I remember thinking, “Well, now this is something!” I don’t have to think only about getting people to stop using artificial contraception. All I have to do is realize and exercise my responsibility as a spiritual Father and a teacher to give couples who are trying to be faithful the support and encouragement they deserve.
Yes, friends, we deserve the joy and the light of the truth, and we want to hear it from one another as an inspiration and encouragement to persevere in faith.
The rejection of Humanae Vitae – particularly by priests, religious and theologians – forty years ago and also today – has been one of the most destructive forces in the Church and the culture. More than the divisive effects this dissent continues to have on Church unity, and the advancement and exaltation of a false notion of human conscience, it has promoted the severing of love from responsibility in millions and millions of human relationships.
The lack of responsibility, meaning and purpose in the practice of sexual intimacy, by-product of contraception, has, in accord with Pope Paul’s intuitions in 1968, caused divorce and abortion to sky-rocket. Marriage has been diminished. Human life has been made optional.
Because of the way we have allowed the all-important unitive and procreative purposes of marriage to be separated from each other, same-sex friends have determined to masquerade as married partners, and scientists have attempted to take over the production of human life itself in the laboratory.
The widespread embrace of birth control, despite the warnings of the Holy Father and the magnificent image of married love which he provided us in his encyclical letter, was arguably the first giant step on the slippery slope whose end is the deep valley of the culture of death.
But, we are not without hope. The freedom God has given us in Jesus Christ is the freedom of the sons and daughters of God our Father. You and I can “choose” life. We can exercise the freedom of the truth, which of course is the only real freedom. We can choose to trust fully our Mother the Church as she teaches.
We can choose to live marriage faithfully and completely. Husbands and wives can decide to give themselves fully to their spouses – making all their choices together as faith-filled partners and as conscious and willing co-workers with God and His plan for happiness. We can learn the ways to life, freedom and responsibility.
Will there still be the Cross? Yes, Jesus promised it to those who would follow Him. But He has gone before us carrying the Cross through death - to the resurrection. He did this so that we would know, definitively, our final goal and the hope of eternal life.
Dear friends, I want to thank you for your faithfulness to the Church and your determination to work for and protect human life. You are necessary to my work as bishop and you bring me great joy and encouragement. You are instruments for the transformation of the culture. You are leaven: changing your parishes, our diocese, the world around us as Jesus promised you would.

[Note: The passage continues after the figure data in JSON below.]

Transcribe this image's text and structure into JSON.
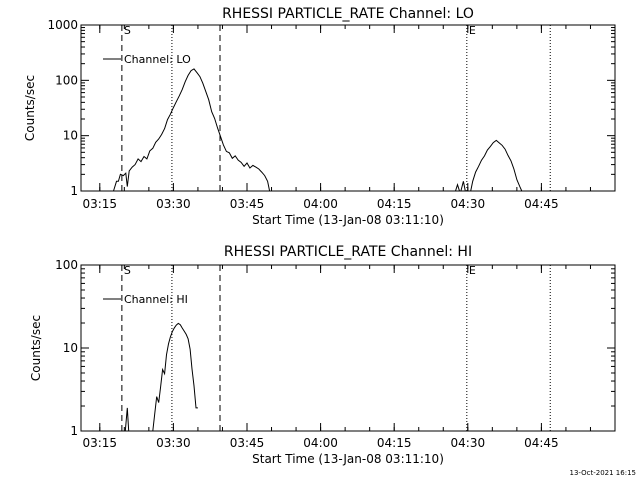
{
  "footer_timestamp": "13-Oct-2021 16:15",
  "chart_data": [
    {
      "type": "line",
      "title": "RHESSI PARTICLE_RATE Channel: LO",
      "xlabel": "Start Time (13-Jan-08 03:11:10)",
      "ylabel": "Counts/sec",
      "yscale": "log",
      "ylim": [
        1,
        1000
      ],
      "y_tick_labels": [
        {
          "value": 1,
          "label": "1"
        },
        {
          "value": 10,
          "label": "10"
        },
        {
          "value": 100,
          "label": "100"
        },
        {
          "value": 1000,
          "label": "1000"
        }
      ],
      "x_tick_labels": [
        "03:15",
        "03:30",
        "03:45",
        "04:00",
        "04:15",
        "04:30",
        "04:45"
      ],
      "x_tick_minutes": [
        15,
        30,
        45,
        60,
        75,
        90,
        105
      ],
      "xlim_minutes": [
        11.17,
        120
      ],
      "legend": {
        "label": "Channel: LO",
        "placement": "top-left"
      },
      "markers": [
        {
          "t": 19.5,
          "style": "dashed",
          "label": "S"
        },
        {
          "t": 29.7,
          "style": "dotted",
          "label": ""
        },
        {
          "t": 39.5,
          "style": "dashed",
          "label": ""
        },
        {
          "t": 89.8,
          "style": "dotted",
          "label": "E"
        },
        {
          "t": 106.8,
          "style": "dotted",
          "label": ""
        }
      ],
      "series": [
        {
          "name": "Channel: LO",
          "segments": [
            [
              [
                17.8,
                1
              ],
              [
                18.4,
                1.5
              ],
              [
                18.8,
                1.5
              ],
              [
                19.2,
                2
              ],
              [
                19.8,
                1.9
              ],
              [
                20.3,
                2.1
              ],
              [
                20.6,
                1.2
              ],
              [
                21.0,
                2.3
              ],
              [
                21.6,
                2.7
              ],
              [
                22.2,
                3.0
              ],
              [
                22.8,
                3.8
              ],
              [
                23.4,
                3.4
              ],
              [
                24.0,
                4.2
              ],
              [
                24.6,
                3.8
              ],
              [
                25.2,
                5.3
              ],
              [
                25.8,
                5.9
              ],
              [
                26.4,
                7.6
              ],
              [
                27.0,
                8.7
              ],
              [
                27.6,
                10.5
              ],
              [
                28.2,
                13.4
              ],
              [
                28.8,
                19.5
              ],
              [
                29.4,
                24.4
              ],
              [
                30.0,
                32.2
              ],
              [
                30.6,
                41.1
              ],
              [
                31.2,
                52.5
              ],
              [
                31.8,
                68.1
              ],
              [
                32.4,
                94.6
              ],
              [
                33.0,
                123
              ],
              [
                33.6,
                150
              ],
              [
                34.2,
                161
              ],
              [
                34.8,
                138
              ],
              [
                35.4,
                117
              ],
              [
                36.0,
                88.8
              ],
              [
                36.6,
                62.5
              ],
              [
                37.2,
                44.7
              ],
              [
                37.8,
                27.1
              ],
              [
                38.4,
                20.5
              ],
              [
                39.0,
                13.7
              ],
              [
                39.6,
                9.7
              ],
              [
                40.2,
                6.8
              ],
              [
                40.8,
                5.2
              ],
              [
                41.4,
                4.9
              ],
              [
                42.0,
                3.9
              ],
              [
                42.6,
                4.3
              ],
              [
                43.2,
                3.6
              ],
              [
                43.8,
                3.3
              ],
              [
                44.4,
                2.8
              ],
              [
                45.0,
                3.2
              ],
              [
                45.6,
                2.6
              ],
              [
                46.2,
                2.9
              ],
              [
                46.8,
                2.7
              ],
              [
                47.4,
                2.5
              ],
              [
                48.0,
                2.2
              ],
              [
                48.6,
                1.9
              ],
              [
                49.2,
                1.5
              ],
              [
                49.6,
                1
              ]
            ],
            [
              [
                87.5,
                1
              ],
              [
                87.9,
                1.3
              ],
              [
                88.3,
                1
              ],
              [
                88.6,
                1
              ],
              [
                89.1,
                1.5
              ],
              [
                89.5,
                1
              ]
            ],
            [
              [
                90.6,
                1
              ],
              [
                91.0,
                1.5
              ],
              [
                91.6,
                2.2
              ],
              [
                92.2,
                2.8
              ],
              [
                92.8,
                3.6
              ],
              [
                93.4,
                4.3
              ],
              [
                94.0,
                5.5
              ],
              [
                94.6,
                6.4
              ],
              [
                95.2,
                7.5
              ],
              [
                95.8,
                8.2
              ],
              [
                96.4,
                7.4
              ],
              [
                97.0,
                6.7
              ],
              [
                97.6,
                5.7
              ],
              [
                98.2,
                4.4
              ],
              [
                98.8,
                3.5
              ],
              [
                99.4,
                2.5
              ],
              [
                100.0,
                1.6
              ],
              [
                100.6,
                1.2
              ],
              [
                101.0,
                1
              ]
            ]
          ]
        }
      ]
    },
    {
      "type": "line",
      "title": "RHESSI PARTICLE_RATE Channel: HI",
      "xlabel": "Start Time (13-Jan-08 03:11:10)",
      "ylabel": "Counts/sec",
      "yscale": "log",
      "ylim": [
        1,
        100
      ],
      "y_tick_labels": [
        {
          "value": 1,
          "label": "1"
        },
        {
          "value": 10,
          "label": "10"
        },
        {
          "value": 100,
          "label": "100"
        }
      ],
      "x_tick_labels": [
        "03:15",
        "03:30",
        "03:45",
        "04:00",
        "04:15",
        "04:30",
        "04:45"
      ],
      "x_tick_minutes": [
        15,
        30,
        45,
        60,
        75,
        90,
        105
      ],
      "xlim_minutes": [
        11.17,
        120
      ],
      "legend": {
        "label": "Channel: HI",
        "placement": "top-left"
      },
      "markers": [
        {
          "t": 19.5,
          "style": "dashed",
          "label": "S"
        },
        {
          "t": 29.7,
          "style": "dotted",
          "label": ""
        },
        {
          "t": 39.5,
          "style": "dashed",
          "label": ""
        },
        {
          "t": 89.8,
          "style": "dotted",
          "label": "E"
        },
        {
          "t": 106.8,
          "style": "dotted",
          "label": ""
        }
      ],
      "series": [
        {
          "name": "Channel: HI",
          "segments": [
            [
              [
                20.2,
                1
              ],
              [
                20.6,
                1.9
              ],
              [
                20.9,
                1
              ]
            ],
            [
              [
                25.8,
                1
              ],
              [
                26.2,
                1.6
              ],
              [
                26.6,
                2.6
              ],
              [
                27.0,
                2.2
              ],
              [
                27.4,
                3.4
              ],
              [
                27.8,
                5.5
              ],
              [
                28.2,
                4.9
              ],
              [
                28.6,
                8.3
              ],
              [
                29.0,
                11.2
              ],
              [
                29.4,
                13.6
              ],
              [
                29.8,
                15.8
              ],
              [
                30.2,
                17.5
              ],
              [
                30.6,
                18.9
              ],
              [
                31.0,
                19.8
              ],
              [
                31.4,
                19.1
              ],
              [
                31.8,
                17.4
              ],
              [
                32.2,
                16.0
              ],
              [
                32.6,
                14.6
              ],
              [
                33.0,
                12.9
              ],
              [
                33.4,
                9.7
              ],
              [
                33.8,
                5.6
              ],
              [
                34.2,
                3.5
              ],
              [
                34.6,
                1.9
              ],
              [
                35.0,
                1.9
              ]
            ]
          ]
        }
      ]
    }
  ]
}
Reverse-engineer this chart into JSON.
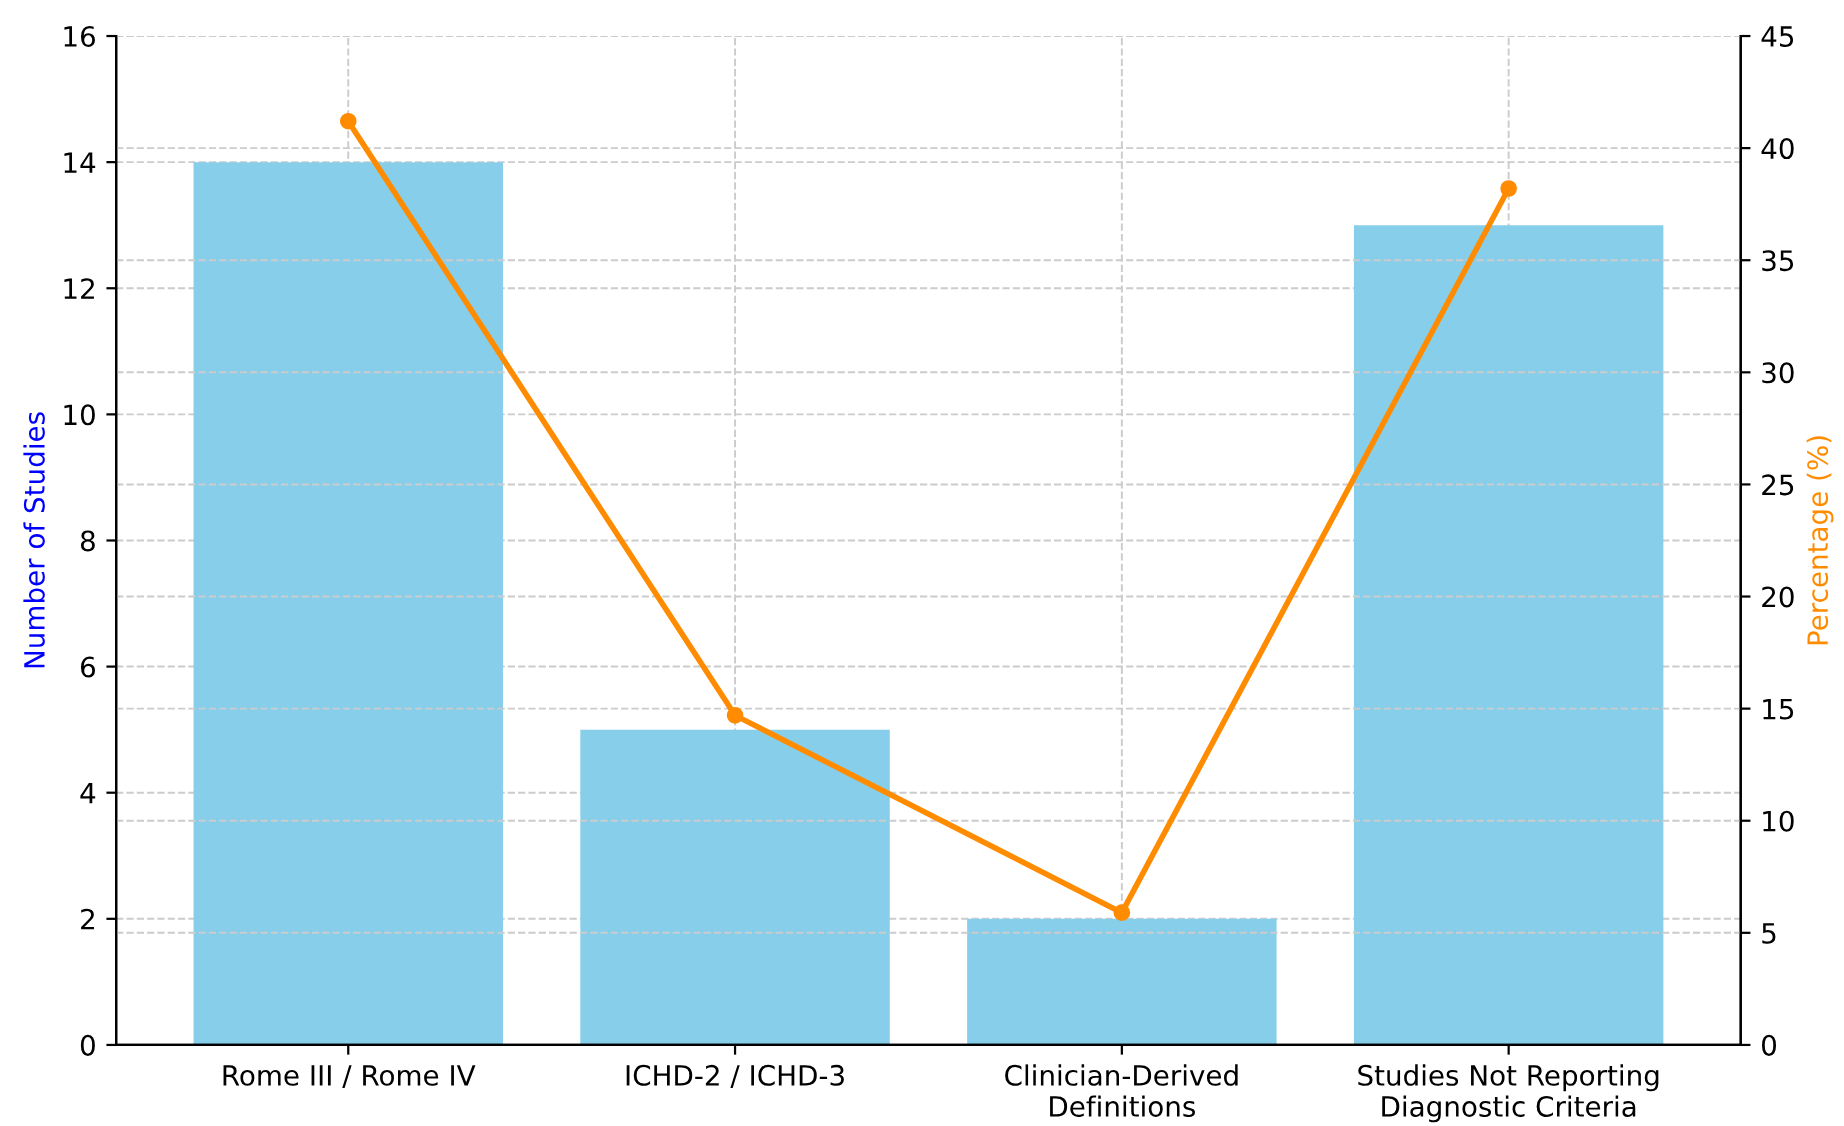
{
  "chart_data": {
    "type": "bar",
    "ylabel": "Number of Studies",
    "y2label": "Percentage (%)",
    "categories": [
      "Rome III / Rome IV",
      "ICHD-2 / ICHD-3",
      "Clinician-Derived\nDefinitions",
      "Studies Not Reporting\nDiagnostic Criteria"
    ],
    "series": [
      {
        "color": "#87ceeb",
        "values": [
          14,
          5,
          2,
          13
        ]
      },
      {
        "type": "line",
        "axis": "y2",
        "color": "#ff8c00",
        "values": [
          41.2,
          14.7,
          5.9,
          38.2
        ],
        "marker": "circle"
      }
    ],
    "ylim": [
      0,
      16
    ],
    "yticks": [
      0,
      2,
      4,
      6,
      8,
      10,
      12,
      14,
      16
    ],
    "y2lim": [
      0,
      45
    ],
    "y2ticks": [
      0,
      5,
      10,
      15,
      20,
      25,
      30,
      35,
      40,
      45
    ],
    "grid": true
  }
}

The Solemnity of Mary’s Assumption which we will celebrate on Friday, shows us the dignity that God entrusted to mankind; to a woman and mother. Mary is the greatest human person, the honor of the human race. She is the pattern of the Church come to perfection. She is our hope. She is the star of the New Evangelization, and in this she is lighting our way for the transformation of the culture of death into a civilization of light and life. I entrust you to her and know that if we take her hand she will not fail to lead us – in accord with our vocations – to the fullness of life in Christ. Mother of life, Mother of the Church, intercede for us!